Can president-elect Trump follow through on ISIS?
In two months, President-elect Donald Trump will be commanding troops in combat for the first time.
With U.S. forces fighting and advising in Syria and Iraq, CBS News is comparing the Trump campaign rhetoric with the campaign against ISIS.
A new ISIS propaganda video shows the treacherous urban battlefield in the fight for Mosul. Narrow streets that ISIS car bombs can slip down unnoticed, surprising the Iraqi army with deadly blasts.
Mr. Trump has threatened to “bomb the hell out of ISIS,” but with around a million civilians in Mosul, indiscriminate airstrikes are impossible.
“I know more about ISIS than the generals do, believe me,” Mr. Trump said at a rally during the campaign.
During his campaign, Mr. Trump said he would send in up to 30,000 U.S. troops to take on ISIS -- before back-tracking and saying he would pressure other countries to fight instead.
“I’d hit them so hard your head would spin. There’s nobody bigger or better at the military than I am,” he said.

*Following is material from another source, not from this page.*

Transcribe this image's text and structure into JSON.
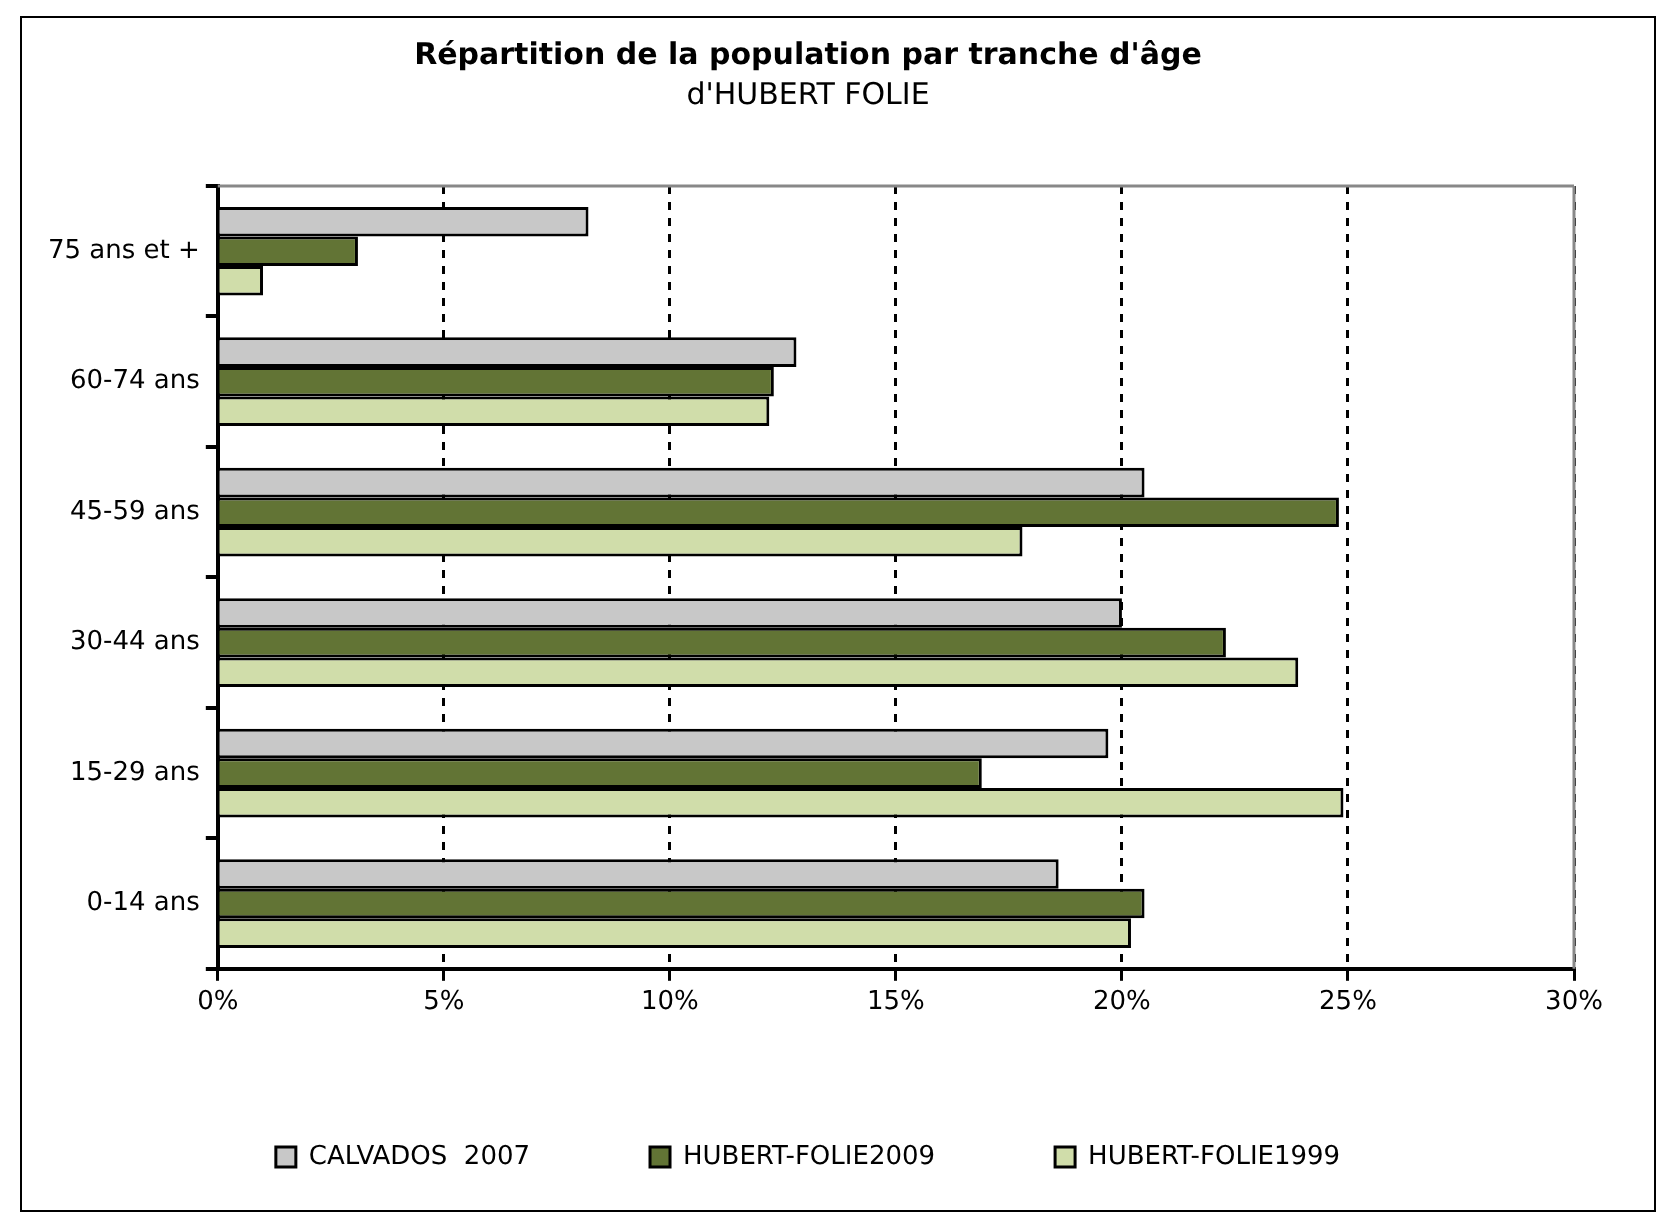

But on the ground in Iraq, the U.S. has spent two years of careful diplomacy, building a fragile coalition to fight ISIS -- which the Trump administration will now inherit.
Across the border in Syria, Aleppo is again being bombarded by airstrikes on rebel-held areas, killing civilians and damaging hospitals.
Russia said it’s now launching strikes from its aircraft carrier in the Mediterranean Sea.
Despite international condemnation of Russia’s actions, the president-elect has suggested he’ll work together with Moscow -- and would end American support for Syrian rebels.
In the Syria multi-sided conflict, that could ultimate benefit Russia’s ally, the Syria regime, that has been bombings its own people efor nearly four years.